In questo capitolo leggiamo il terzo dei discorsi petrini (dopo 2,14ss.; 3,12ss.), ma questa volta Pietro e Giovanni si trovano davanti alle massime autorità di Israele, che Luca elenca dettagliatamente e che in alcuni casi si prende cura di citare per nome.
Pietro e Giovanni davanti alle autorità
Il momento è solenne: Pietro e Giovanni si trovano davanti alle massime autorità religiose. Il dominio romano consentiva libertà religiosa, purché non si intaccasse l’autorità imperiale; di fatto, esisteva una connivenza politica fra le grandi famiglie sacerdotali e il governo romano.
- Il sommo sacerdote era Caifa (fra il 18 e il 37 d.C.), ma il suocero di questi, Anna, sommo sacerdote fra il 6 e il 15 d.C., rimosso dalla carica dai romani, manteneva ancora una forte influenza (cfr. Gv 18,12-14). Il citato Giovanni potrebbe essere Gionata, figlio di Anna e successore di Caifa; di Alessandro non esiste altra notizia.

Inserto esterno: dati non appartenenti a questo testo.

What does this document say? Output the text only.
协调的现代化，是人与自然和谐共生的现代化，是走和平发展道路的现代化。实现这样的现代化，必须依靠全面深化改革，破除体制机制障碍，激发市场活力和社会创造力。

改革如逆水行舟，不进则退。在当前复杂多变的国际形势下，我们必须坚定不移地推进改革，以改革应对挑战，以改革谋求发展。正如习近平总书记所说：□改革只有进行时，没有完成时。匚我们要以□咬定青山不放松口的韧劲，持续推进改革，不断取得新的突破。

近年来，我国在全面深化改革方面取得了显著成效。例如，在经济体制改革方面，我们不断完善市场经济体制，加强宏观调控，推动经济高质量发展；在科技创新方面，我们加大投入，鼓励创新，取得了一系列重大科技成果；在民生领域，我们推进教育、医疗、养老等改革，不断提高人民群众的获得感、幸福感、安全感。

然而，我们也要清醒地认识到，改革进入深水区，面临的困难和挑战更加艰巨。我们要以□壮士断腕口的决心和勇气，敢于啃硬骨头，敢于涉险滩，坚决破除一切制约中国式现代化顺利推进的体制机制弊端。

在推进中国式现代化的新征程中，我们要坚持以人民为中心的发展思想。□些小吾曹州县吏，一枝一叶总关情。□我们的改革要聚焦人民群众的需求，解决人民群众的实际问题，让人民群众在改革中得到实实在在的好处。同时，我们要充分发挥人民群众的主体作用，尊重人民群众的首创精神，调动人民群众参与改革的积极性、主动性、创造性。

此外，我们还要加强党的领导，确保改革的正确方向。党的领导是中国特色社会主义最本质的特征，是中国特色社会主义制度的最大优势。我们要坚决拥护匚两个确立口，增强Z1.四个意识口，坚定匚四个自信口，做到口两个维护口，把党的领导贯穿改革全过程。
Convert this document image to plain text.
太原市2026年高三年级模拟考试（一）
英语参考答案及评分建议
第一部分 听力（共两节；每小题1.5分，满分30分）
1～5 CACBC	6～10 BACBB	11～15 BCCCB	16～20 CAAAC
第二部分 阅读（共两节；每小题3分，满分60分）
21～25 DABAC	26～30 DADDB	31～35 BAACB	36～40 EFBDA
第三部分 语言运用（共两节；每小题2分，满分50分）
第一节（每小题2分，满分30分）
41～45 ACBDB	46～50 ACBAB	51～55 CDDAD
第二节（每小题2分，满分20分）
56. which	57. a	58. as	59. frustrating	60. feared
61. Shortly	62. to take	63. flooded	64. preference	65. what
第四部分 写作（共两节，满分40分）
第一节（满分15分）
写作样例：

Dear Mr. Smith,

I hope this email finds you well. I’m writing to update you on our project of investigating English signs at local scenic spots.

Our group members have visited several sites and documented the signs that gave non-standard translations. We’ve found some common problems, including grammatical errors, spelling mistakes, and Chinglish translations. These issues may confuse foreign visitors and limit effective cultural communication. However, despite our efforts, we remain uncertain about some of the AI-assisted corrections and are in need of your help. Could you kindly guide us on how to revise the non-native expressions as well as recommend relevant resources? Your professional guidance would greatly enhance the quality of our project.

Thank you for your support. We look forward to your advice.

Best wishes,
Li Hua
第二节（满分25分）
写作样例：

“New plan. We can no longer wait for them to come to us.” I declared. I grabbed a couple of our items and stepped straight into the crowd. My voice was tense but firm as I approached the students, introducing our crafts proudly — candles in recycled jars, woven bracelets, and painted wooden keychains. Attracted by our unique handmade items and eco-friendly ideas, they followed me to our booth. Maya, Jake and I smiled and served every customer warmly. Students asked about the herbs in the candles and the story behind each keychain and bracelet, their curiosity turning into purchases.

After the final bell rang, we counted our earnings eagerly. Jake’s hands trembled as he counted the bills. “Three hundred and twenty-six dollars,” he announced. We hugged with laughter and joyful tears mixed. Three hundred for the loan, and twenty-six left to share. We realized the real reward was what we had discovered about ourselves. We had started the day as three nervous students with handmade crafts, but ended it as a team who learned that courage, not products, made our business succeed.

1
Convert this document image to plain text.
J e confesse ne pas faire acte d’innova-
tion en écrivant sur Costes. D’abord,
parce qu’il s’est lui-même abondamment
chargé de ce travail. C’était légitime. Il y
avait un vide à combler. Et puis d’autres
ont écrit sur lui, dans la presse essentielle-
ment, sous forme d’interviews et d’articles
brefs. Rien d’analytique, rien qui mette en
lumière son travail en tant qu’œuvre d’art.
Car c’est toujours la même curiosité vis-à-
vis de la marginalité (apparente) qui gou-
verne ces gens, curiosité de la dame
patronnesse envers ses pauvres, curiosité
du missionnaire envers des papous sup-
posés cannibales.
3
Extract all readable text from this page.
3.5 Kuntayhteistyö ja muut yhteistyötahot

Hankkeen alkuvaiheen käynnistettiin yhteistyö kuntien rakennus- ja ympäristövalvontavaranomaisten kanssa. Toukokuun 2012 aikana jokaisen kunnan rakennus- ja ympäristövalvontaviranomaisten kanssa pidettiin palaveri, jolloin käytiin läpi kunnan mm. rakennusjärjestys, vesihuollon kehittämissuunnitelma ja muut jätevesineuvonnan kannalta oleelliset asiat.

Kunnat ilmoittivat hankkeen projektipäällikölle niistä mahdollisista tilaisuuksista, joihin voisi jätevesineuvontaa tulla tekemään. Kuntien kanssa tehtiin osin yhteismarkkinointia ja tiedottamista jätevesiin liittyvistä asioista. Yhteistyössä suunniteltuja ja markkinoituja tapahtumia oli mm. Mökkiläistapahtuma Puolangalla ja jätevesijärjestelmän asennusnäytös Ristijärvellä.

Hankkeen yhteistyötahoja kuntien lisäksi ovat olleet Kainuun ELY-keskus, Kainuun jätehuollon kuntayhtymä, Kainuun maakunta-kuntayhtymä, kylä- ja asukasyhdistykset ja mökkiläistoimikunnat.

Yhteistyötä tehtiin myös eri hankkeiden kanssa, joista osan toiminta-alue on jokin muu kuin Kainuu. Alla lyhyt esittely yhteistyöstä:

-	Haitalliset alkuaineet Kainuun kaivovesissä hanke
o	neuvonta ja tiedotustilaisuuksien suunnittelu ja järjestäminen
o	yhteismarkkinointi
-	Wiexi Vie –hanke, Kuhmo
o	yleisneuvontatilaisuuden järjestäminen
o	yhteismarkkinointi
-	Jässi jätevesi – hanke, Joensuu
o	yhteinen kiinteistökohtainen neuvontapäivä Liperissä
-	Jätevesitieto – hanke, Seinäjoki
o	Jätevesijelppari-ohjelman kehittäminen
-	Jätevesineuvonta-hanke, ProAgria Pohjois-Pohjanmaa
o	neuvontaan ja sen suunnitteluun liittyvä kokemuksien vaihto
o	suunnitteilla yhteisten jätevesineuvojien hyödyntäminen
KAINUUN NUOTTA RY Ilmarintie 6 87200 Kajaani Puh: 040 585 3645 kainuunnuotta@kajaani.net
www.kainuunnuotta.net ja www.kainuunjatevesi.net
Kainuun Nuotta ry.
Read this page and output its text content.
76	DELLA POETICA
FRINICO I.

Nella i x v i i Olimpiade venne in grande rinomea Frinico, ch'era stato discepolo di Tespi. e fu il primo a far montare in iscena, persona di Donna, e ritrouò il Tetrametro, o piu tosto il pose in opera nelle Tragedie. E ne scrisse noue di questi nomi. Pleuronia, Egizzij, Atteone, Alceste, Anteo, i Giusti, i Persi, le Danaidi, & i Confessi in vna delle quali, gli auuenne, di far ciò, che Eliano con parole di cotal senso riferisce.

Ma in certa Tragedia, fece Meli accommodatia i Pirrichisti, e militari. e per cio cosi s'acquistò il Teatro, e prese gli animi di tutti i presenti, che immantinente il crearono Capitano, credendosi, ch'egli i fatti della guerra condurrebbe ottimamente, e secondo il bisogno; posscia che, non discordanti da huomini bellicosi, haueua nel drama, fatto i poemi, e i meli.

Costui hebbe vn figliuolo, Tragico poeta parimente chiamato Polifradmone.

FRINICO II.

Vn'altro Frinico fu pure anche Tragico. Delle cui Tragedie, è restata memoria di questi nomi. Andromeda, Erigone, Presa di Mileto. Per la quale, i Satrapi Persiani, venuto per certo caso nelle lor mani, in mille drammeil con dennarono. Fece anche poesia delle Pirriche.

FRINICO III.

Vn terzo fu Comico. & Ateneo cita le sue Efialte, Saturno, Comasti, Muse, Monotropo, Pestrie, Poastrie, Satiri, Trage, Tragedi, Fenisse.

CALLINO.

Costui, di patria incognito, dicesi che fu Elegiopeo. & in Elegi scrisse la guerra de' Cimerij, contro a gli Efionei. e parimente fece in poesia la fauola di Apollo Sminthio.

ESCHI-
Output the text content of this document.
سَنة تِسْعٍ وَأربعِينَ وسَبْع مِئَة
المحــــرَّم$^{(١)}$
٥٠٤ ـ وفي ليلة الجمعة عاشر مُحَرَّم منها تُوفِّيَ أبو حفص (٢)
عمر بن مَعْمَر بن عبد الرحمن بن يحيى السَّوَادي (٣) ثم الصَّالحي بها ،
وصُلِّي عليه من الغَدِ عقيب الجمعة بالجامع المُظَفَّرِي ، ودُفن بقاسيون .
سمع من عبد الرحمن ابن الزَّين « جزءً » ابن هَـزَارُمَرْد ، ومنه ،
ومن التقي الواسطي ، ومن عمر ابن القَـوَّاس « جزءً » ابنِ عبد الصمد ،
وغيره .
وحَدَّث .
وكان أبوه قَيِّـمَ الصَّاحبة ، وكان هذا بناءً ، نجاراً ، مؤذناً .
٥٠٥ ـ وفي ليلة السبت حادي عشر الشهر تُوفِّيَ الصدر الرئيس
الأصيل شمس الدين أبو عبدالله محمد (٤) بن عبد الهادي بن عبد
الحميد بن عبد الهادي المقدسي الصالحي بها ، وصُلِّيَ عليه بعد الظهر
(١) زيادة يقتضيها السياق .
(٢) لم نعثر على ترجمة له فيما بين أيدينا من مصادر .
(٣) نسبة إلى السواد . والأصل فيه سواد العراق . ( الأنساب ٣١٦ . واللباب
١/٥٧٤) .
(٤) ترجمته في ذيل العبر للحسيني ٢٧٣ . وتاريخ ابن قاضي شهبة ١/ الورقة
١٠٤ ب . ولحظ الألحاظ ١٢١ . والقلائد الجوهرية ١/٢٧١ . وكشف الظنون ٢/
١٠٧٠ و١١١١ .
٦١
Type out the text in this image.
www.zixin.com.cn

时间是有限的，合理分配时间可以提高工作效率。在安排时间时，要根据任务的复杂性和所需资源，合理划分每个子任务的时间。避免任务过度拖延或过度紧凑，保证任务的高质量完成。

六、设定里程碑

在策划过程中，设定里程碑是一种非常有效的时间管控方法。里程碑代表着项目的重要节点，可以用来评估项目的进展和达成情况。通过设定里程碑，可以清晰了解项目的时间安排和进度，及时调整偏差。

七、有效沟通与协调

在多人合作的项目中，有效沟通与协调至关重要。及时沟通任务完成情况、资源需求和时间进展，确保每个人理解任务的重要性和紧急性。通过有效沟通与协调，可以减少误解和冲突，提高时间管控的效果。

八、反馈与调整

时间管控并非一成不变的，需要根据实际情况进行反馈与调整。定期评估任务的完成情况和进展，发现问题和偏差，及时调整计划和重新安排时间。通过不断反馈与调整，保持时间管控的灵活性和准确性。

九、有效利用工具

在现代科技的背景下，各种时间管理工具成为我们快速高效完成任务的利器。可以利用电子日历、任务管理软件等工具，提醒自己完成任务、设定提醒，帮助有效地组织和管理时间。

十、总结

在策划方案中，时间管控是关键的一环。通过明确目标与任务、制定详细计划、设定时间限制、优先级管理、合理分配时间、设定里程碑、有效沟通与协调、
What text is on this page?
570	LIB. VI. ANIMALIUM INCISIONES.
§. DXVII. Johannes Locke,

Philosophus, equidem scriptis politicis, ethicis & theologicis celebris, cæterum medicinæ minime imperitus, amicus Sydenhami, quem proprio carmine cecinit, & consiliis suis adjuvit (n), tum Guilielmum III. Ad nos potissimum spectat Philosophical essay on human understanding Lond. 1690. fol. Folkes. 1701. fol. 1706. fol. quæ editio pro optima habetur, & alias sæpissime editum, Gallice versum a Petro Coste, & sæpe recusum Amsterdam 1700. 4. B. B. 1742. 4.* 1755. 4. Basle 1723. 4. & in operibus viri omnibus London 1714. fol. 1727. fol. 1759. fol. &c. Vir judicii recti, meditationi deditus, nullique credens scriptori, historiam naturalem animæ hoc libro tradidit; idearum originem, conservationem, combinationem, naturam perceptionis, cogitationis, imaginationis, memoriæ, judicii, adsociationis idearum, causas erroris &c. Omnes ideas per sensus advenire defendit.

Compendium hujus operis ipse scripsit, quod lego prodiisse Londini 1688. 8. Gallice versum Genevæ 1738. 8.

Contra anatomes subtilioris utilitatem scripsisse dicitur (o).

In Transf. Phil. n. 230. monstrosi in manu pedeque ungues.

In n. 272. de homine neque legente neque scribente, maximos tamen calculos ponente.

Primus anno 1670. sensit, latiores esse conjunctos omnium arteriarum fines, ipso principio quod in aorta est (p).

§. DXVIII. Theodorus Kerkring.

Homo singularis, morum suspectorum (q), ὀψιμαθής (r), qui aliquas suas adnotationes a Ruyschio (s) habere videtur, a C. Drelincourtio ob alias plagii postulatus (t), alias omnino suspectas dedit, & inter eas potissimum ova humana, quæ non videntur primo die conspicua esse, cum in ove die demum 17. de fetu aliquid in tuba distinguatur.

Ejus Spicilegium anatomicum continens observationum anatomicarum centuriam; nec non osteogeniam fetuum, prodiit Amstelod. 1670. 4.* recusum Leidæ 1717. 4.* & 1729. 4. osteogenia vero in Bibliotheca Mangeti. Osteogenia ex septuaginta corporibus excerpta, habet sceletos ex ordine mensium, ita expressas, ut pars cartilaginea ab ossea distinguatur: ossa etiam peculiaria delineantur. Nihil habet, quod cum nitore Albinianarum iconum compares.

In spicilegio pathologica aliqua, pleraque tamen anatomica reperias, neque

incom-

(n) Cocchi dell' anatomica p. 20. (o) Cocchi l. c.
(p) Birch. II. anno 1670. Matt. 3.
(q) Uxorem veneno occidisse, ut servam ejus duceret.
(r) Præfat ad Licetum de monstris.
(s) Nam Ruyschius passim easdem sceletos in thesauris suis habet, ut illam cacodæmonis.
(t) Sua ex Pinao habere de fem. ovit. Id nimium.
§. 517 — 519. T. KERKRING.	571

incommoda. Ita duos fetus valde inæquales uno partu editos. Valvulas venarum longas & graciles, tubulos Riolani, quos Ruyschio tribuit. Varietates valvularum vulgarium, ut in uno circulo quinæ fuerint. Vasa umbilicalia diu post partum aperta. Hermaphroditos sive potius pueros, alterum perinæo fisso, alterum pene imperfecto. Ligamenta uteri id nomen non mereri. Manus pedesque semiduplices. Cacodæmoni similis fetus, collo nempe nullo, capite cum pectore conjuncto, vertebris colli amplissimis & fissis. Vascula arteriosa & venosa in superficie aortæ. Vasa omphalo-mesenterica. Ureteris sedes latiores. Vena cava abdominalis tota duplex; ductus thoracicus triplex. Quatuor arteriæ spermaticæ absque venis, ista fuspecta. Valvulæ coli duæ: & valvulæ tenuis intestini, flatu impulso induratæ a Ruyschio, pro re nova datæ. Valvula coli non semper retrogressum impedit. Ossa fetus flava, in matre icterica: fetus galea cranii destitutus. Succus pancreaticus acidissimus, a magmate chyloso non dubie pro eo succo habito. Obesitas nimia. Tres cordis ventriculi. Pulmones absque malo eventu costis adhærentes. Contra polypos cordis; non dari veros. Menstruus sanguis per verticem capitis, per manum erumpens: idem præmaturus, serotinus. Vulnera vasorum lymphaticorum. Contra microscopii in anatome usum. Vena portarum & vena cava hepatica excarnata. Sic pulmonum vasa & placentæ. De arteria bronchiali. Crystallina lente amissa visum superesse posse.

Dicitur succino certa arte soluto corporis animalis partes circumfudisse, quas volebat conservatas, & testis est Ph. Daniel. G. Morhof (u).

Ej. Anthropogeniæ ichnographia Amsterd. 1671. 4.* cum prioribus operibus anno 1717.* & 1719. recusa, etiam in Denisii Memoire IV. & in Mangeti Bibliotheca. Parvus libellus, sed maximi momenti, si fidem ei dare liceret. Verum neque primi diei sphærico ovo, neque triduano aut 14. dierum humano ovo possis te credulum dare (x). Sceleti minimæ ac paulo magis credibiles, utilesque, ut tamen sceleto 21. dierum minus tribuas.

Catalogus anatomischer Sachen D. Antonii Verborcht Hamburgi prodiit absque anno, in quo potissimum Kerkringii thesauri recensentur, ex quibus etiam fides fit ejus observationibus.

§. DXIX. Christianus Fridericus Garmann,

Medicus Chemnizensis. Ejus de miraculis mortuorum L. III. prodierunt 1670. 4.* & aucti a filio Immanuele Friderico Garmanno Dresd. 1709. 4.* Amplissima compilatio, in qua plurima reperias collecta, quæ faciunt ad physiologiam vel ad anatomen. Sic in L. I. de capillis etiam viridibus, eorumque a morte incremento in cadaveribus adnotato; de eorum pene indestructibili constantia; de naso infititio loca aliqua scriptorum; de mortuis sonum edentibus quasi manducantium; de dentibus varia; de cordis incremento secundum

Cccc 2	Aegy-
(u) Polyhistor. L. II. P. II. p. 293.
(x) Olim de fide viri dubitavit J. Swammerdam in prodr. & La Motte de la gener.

- I sacerdoti rappresentavano la casta degli esecutori dei sacrifici nel tempio di Gerusalemme.
- I sadducei erano l’élite sacerdotale di Gerusalemme, e si contendevano con i farisei la maggioranza nel Sinedrio. Qui intervengono provocati dalla predicazione, che gli apostoli facevano, della resurrezione, che essi invece non ammettevano, riconoscendo come S. Scrittura solo il Pentateuco e non i successivi sviluppi della Rivelazione.
- Gli scribi costituivano l’autorità giuridica di Israele: esperti della Legge, erano il punto di riferimento per tutti nella interpretazione della Torah.
- Il Tempio aveva le proprie guardie, con funzioni di vigilanza e sicurezza: qui interviene addirittura il loro comandante, data l’importanza della questione. A questo punto, infatti, i credenti in Gesù Cristo sono cinquemila…
Non sono dunque solo quei cinquemila credenti ad essere coinvolti nell’evento del Cristo: tutto il popolo di Israele, attraverso i suoi capi, è interpellato a prendere posizione.